Asked if the Barton documentaries would air on APT, Stephens said “No.” He then explained that programming decisions are not the commission’s role. “I mean, we may suggest things to whoever the director is, but that’s really not our role to start ordering things like that,” Stephens said.
Two weeks ago, APT COO Charles Grantham sent an open letter to Alabama Gov. Robert Bentley and copied it to every member of the Alabama Legislature. The letter described an organization that grew and became better under the leadership of Pizatto and Howland. It also said staff morale is at an all-time low since Pizatto and Howland were abruptly fired in June. The letter warns Bentley that he must do something to preserve APT.
“Now a shadow is being cast over APT by its own directors,” Grantham wrote in the letter. He said he was concerned that commission members said they wanted to move in another direction when he thought APT was at the top of its game. “It is my belief that the firings were based solely on ideological differences and personality clashes between Mr. Pizzato and some of the commissioners; Mrs. Howland’s firing was just … well, I just don’t know why.”
“I’ve been here 35 years, and morale of the staff is the lowest it’s ever been,” Grantham told Weld last week when asked about the letter. “We have no confidence in our commissioners. They’re taking us down a road we don’t need to be going.”
“We’re five weeks after the firing, and we still don’t know the direction that we need to be going in or what we need to be doing.”
Grantham was especially puzzled by the firing of Howland. He said that AETC goes through two required annual audits by state agencies and another yearly independent audit.
“And there’s never been a finding. Not the first finding [of wrongdoing],” Grantham told Weld last week. “Normally when you let the CFO go that implies that there’s some financial wrongdoing, but there was no financial wrongdoing.”
Howland has been re-hired on a temporary basis to prepare APT’s 2013 budget.

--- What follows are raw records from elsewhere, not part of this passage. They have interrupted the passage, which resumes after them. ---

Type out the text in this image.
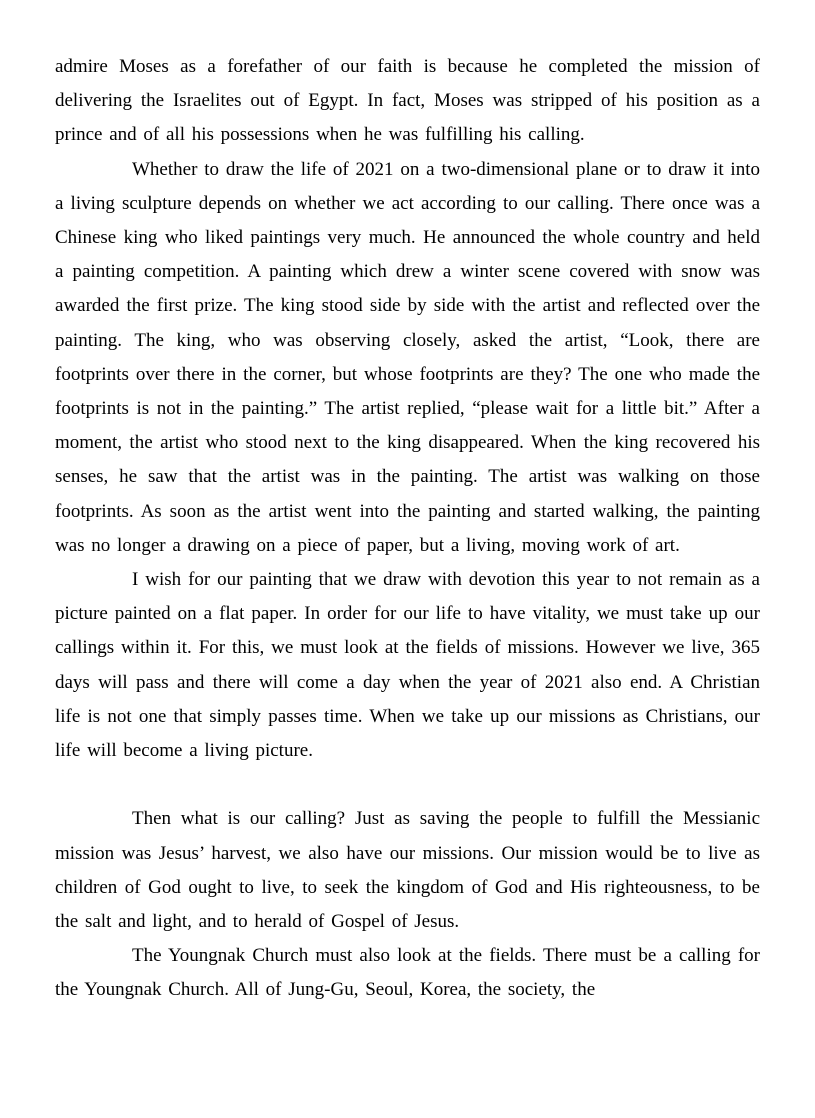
admire Moses as a forefather of our faith is because he completed the mission of delivering the Israelites out of Egypt. In fact, Moses was stripped of his position as a prince and of all his possessions when he was fulfilling his calling.

Whether to draw the life of 2021 on a two-dimensional plane or to draw it into a living sculpture depends on whether we act according to our calling. There once was a Chinese king who liked paintings very much. He announced the whole country and held a painting competition. A painting which drew a winter scene covered with snow was awarded the first prize. The king stood side by side with the artist and reflected over the painting. The king, who was observing closely, asked the artist, “Look, there are footprints over there in the corner, but whose footprints are they? The one who made the footprints is not in the painting.” The artist replied, “please wait for a little bit.” After a moment, the artist who stood next to the king disappeared. When the king recovered his senses, he saw that the artist was in the painting. The artist was walking on those footprints. As soon as the artist went into the painting and started walking, the painting was no longer a drawing on a piece of paper, but a living, moving work of art.

I wish for our painting that we draw with devotion this year to not remain as a picture painted on a flat paper. In order for our life to have vitality, we must take up our callings within it. For this, we must look at the fields of missions. However we live, 365 days will pass and there will come a day when the year of 2021 also end. A Christian life is not one that simply passes time. When we take up our missions as Christians, our life will become a living picture.

Then what is our calling? Just as saving the people to fulfill the Messianic mission was Jesus’ harvest, we also have our missions. Our mission would be to live as children of God ought to live, to seek the kingdom of God and His righteousness, to be the salt and light, and to herald of Gospel of Jesus.

The Youngnak Church must also look at the fields. There must be a calling for the Youngnak Church. All of Jung-Gu, Seoul, Korea, the society, the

Grantham said the firing of Pizzato “doesn’t seem right to me — the manner in which it was handled.” He said Pizatto was made to empty out his desk and was escorted out of the building. “That’s real demeaning,” Grantham told Weld.
When Weld reached Grantham by phone last week, he said he had not received any response to his July 19 letter. When asked at Tuesday’s meeting if he had received any response, he said no, then quickly said he was told not to speak to press.
“I have been advised by Commission President Ferris Stephens that I cannot utilize my First Amendment rights and speak to the media,” Grantham said.
Stephens said Tuesday that he had been designated as the sole spokesperson to the media. He also said that many state agencies designate a media spokesperson.
“Well, that’s the rule is that you’re not supposed to talk to the media,” Stephens said when pressed on whether he told Grantham not to speak to the press.